Banner Bupati Siak
Kolom  

“Pidato Bukan Curhat”

Oleh : Hendra Idris*

MENARIK disorot, ketika “Pidato Politik” Presiden Prabowo, menyindir pengritiknya dengan kata “ndasmu“, pada acara perayaan Hari Ulang Tahun ke-17 Gerindra, 15 Februari 2025 lalu.

Oleh beberapa pengamat politik, kata itu dianggap berlebihan, kekanak-kanakan, dan tak pantas diucapkan oleh seorang Kepala Negara. Kata-kata “ndasmu” itu terlontar kala Presiden Prabowo, berbicara terkait tiga hal: pembentukan kabinet, makan bergizi gratis, dan kedekatannya dengan mantan presiden Joko Widodo.
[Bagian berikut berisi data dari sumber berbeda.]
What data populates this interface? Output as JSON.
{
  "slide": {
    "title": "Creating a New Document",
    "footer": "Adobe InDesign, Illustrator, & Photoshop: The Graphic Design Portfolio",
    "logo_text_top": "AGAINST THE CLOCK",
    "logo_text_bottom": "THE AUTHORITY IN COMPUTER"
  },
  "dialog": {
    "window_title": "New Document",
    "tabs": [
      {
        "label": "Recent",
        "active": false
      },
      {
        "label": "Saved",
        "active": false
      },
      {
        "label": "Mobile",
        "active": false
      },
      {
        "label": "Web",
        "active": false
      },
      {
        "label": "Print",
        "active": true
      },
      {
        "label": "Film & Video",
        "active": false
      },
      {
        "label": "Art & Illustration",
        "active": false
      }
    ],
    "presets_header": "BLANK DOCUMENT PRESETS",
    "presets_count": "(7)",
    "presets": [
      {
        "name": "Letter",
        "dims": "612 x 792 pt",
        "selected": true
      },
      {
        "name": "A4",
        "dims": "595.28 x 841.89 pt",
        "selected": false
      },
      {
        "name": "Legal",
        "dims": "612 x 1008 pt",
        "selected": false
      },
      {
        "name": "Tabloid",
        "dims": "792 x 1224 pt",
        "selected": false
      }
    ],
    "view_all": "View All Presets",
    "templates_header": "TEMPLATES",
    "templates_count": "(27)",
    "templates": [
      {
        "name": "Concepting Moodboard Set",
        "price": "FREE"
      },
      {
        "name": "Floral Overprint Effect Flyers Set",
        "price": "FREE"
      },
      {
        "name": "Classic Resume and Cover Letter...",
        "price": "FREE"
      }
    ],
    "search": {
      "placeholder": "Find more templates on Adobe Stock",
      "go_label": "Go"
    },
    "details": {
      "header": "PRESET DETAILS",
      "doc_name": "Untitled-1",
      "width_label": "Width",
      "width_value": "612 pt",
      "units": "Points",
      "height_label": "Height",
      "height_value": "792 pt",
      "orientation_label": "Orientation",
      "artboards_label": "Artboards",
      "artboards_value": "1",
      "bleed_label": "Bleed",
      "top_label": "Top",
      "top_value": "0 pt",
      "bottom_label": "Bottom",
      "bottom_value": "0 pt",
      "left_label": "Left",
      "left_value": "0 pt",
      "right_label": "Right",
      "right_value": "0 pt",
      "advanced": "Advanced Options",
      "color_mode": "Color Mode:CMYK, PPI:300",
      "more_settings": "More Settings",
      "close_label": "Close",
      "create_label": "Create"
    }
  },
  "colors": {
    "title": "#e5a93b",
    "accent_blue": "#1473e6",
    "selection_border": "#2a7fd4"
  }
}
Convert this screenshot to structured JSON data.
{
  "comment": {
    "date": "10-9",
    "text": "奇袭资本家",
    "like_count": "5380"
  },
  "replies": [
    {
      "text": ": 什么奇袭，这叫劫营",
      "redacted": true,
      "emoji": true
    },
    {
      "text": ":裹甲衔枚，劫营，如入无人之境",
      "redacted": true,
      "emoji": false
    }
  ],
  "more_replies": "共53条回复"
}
Peneliti dari Pusat Kajian Politik Universitas Indonesia (Puskapol UI), Teuku Harza Mauludi, menilai  sikap resisten Presiden Prabowo tersebut muncul karena dia tidak terbiasa menerima kritikan, adanya dukungan partai yang besar, dan tingkat kepuasan publik yang diklaim tinggi. (sumber : https://www.bbc.com/indonesia/articles/cy0p075wxpwo, 18 Februari 2025).

Hanya saja pakar komunikasi politik LSPR, Lely Arrianie mengingatkan, kalau kritikan publik terus menerus dibalas dengan ungkapan yang tidak pantas, maka “elektabilitas Prabowo akan terdegradasi pelan-pelan.” Banyak lagi pengamat lain, yang menanggapi kata-kata Presiden Prabowo tersebut.

Hakikat Pidato

Sejatinya, dalam tradisi politik dan pemerintahan, pidato adalah sarana komunikasi yang sangat penting. Melalui pidatolah, seorang pemimpin itu dapat memanfaatkan momentum untuk menyampaikan visi, misi, dan arah kebijakan yang akan diambil demi menaikkan pamor dan kewibawaannya terhadap rakyat. Pidato seyogyanya menjadi media yang menginspirasi, menggugah semangat, dan memberi afirmasi positif bagi publik mengenai langkah yang akan diambil oleh pemimpin. Namun, belakangan, makna pidato seakan mengalami pergeseran. Alih-alih menjadi sarana komunikasi yang efektif dan inspiratif, pidato justru bahkan berubah menjadi ajang “curhat pribadi”.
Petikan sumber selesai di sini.